In an analysis of independent and bank- and insurance-owned money and wealth managers worldwide, Casey, Quirk & Associates predicts major shifts in the forces driving the fund business. The report covers the mutual fund, institutional, private equity and hedge fund firms.
The 2008 financial crisis, the report begins, "loudly marked the end of the industry’s adolescent growth spurt." Revenue growth in the next five years for the investment management industry will continue to slow, with net flows accounting for less than 1% of annual growth, compared with 6% to 7% pre-crisis.
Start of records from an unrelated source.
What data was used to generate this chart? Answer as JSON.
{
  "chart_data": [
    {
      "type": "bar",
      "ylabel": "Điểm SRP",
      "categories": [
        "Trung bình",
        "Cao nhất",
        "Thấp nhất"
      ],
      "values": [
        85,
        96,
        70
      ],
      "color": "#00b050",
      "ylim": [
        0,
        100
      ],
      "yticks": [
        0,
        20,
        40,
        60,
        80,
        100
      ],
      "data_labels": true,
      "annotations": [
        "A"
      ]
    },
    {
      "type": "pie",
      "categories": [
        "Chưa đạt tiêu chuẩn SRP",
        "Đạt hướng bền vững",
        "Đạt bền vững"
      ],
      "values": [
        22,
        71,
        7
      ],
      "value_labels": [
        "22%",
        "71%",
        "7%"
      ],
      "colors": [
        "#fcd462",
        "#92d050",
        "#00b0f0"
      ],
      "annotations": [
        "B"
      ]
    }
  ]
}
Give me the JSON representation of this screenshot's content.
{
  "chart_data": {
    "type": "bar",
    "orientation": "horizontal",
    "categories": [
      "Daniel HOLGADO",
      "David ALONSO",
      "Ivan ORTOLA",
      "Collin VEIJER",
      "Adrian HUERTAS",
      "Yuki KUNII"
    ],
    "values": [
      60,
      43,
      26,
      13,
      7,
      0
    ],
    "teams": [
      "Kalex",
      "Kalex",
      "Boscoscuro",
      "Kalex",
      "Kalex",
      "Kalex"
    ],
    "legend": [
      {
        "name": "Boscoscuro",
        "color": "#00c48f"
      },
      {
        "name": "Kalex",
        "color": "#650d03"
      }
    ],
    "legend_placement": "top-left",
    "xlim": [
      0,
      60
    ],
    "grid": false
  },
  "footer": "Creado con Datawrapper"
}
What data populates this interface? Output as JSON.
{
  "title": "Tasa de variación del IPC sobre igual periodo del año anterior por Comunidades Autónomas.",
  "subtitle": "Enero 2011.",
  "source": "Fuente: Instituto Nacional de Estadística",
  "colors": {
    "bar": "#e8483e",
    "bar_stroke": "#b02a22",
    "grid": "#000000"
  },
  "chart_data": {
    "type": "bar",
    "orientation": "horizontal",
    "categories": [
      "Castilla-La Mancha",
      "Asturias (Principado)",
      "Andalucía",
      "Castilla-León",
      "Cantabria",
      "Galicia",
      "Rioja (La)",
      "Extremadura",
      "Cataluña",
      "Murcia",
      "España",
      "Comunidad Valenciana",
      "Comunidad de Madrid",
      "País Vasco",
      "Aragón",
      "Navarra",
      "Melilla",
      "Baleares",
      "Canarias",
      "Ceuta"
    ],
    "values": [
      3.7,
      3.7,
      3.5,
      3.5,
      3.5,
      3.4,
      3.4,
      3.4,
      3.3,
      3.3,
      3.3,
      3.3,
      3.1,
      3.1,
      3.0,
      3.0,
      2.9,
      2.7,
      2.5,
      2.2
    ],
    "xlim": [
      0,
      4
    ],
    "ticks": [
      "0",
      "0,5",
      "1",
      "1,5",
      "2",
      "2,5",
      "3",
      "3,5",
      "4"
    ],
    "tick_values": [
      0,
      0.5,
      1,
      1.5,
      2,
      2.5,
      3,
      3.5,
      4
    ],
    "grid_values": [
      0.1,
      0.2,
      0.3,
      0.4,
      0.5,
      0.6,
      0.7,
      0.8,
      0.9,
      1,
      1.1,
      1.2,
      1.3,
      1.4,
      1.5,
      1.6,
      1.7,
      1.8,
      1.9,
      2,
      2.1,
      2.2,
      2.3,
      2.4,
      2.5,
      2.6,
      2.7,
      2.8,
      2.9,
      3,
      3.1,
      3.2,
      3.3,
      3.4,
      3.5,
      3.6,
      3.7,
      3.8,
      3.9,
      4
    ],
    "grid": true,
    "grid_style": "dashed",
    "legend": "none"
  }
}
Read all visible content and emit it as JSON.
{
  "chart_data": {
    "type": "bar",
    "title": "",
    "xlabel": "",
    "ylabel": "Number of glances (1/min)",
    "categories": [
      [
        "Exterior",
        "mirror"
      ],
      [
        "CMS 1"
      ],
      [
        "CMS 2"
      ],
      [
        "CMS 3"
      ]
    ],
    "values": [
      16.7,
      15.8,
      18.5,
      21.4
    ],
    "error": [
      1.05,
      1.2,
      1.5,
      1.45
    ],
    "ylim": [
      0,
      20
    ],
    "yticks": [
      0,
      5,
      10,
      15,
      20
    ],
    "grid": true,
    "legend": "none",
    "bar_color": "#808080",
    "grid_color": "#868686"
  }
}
Investors will continue to focus on outcomes over benchmarks. As such, they will favor firms who are able to deliver one or more of the following value propositions: high-alpha active management, cost-efficient beta, asset allocation expertise and solutions-led distribution. Cater to investors, especially since individual investors will drive asset management business growth going forward, providing around four-fifths of an anticipated $40 billion of net new revenue over the next five years.
Firms that provide uncorrelated and active equity, low-cost indexing, alternatives, multi-asset solutions like target date funds and liability-driven investing will take over as the most successful in the business, the report stressed. Key drivers for growth will also include democratization of alternatives, increasing popularity of customized and packaged investment solutions, globalizing portfolios, growing assets of wealthy individuals, and the rise of investors in emerging markets.
Other tactics that asset managers can employ to better serve the changing needs and wants of investors in the next five years include organizing well-led and resourced sales and marketing efforts, building strong technically skilled client interfaces, and implementing aggressive incentives for hiring talent.